Ilustrasi palu pengadilan. (Pexels.com/Sora Shimazaki)
Pada Jumat, Amnesty International menyebut keputusan pengadilan sebagai langkah pertama yang tertunda, tapi krusial menuju keadilan bagi mereka yang menderita apa yang disebutnya sebagai penggunaan kekuatan berlebihan pada protes tahun 2004.
“Para korban dan orang-orang yang mereka sayangi telah menghabiskan hampir dua dekade menunggu keadilan dan pertanggungjawaban atas kejahatan kejam yang dilakukan. Pihak berwenang Thailand harus segera menegakkan keputusan pengadilan dan mengambil tindakan yang diperlukan untuk memastikan undang-undang pembatasan kasus tidak berakhir," kata kelompok itu.
Amnesty International juga mengatakan setidaknya salah satu terdakwa harus dibawa ke pengadilan untuk mendengarkan dakwaan paling lambat pada 25 Oktober agar kasusnya dapat terus dilanjutkan.
Pornpen Khongkachonkiet, pengacara yang mewakili salah satu penggugat dalam kasus ini menegaskan terdakwa masih harus hadir di pengadilan sebelum undang-undang pembatasan habis agar sidang dapat dilanjutkan. Dia mengatakan pengadilan akan mengeluarkan panggilan kepada para terdakwa untuk hadir pada 12 September, tapi khawatir mereka mencoba menunda dan menghindari kehadiran sampai undang-undang pembatasan habis.

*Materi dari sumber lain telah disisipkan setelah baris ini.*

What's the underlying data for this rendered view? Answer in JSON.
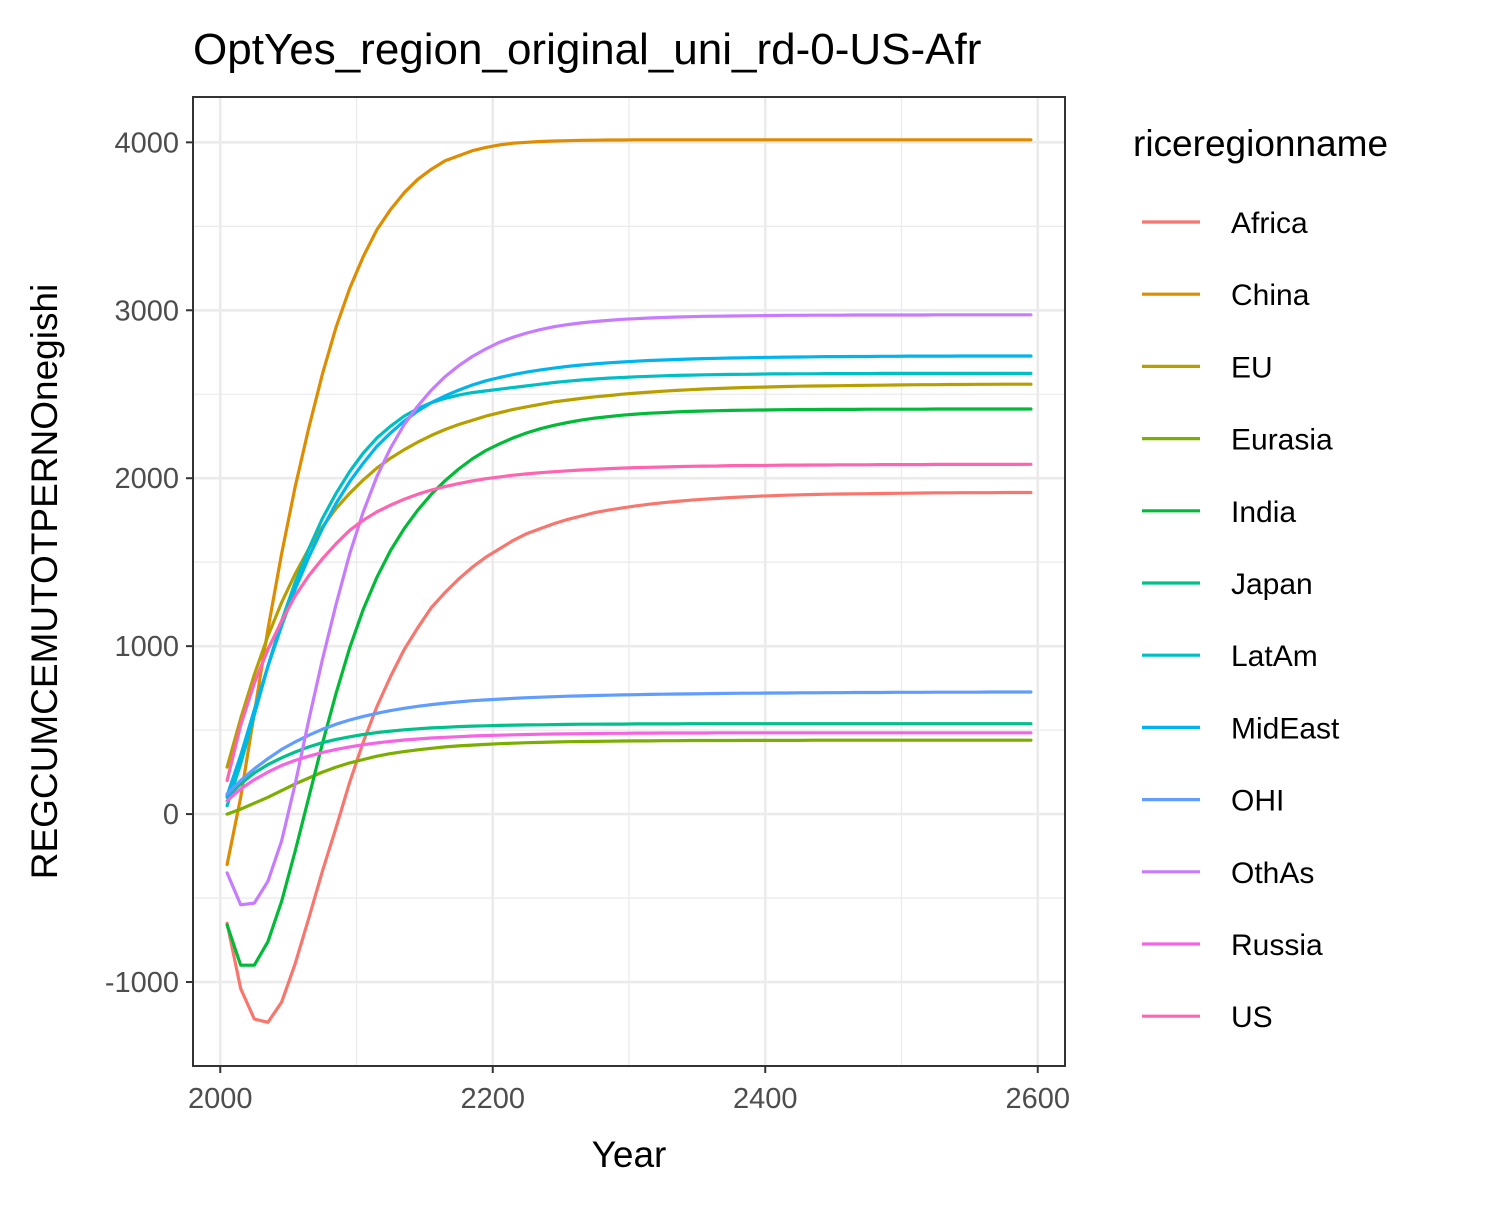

Anchana Heemmina, direktur Duay Jai Group, lembaga nirlaba yang memantau pelanggaran hak asasi manusia di wilayah selatan Thailand, mengatakan dia khawatir terdakwa mungkin akan terhindar dari pengadilan. Namun, tetap menyambut baik keputusan hari Jumat, ia yakin itu dapat membantu memulihkan kepercayaan terhadap pengadilan di kalangan umat Muslim di Thailand selatan.
“Mereka merasa pemerintah Thailand atau militer tidak ingin melindungi Muslim Melayu yang merupakan warga sipil di negara ini dan merasa kami adalah kelas dua. Sekarang, untuk kasus Tak Bai hari ini, ini adalah langkah awal yang kecil untuk membuat masyarakat percaya dan yakin pada sistem peradilan,” kata Anchana.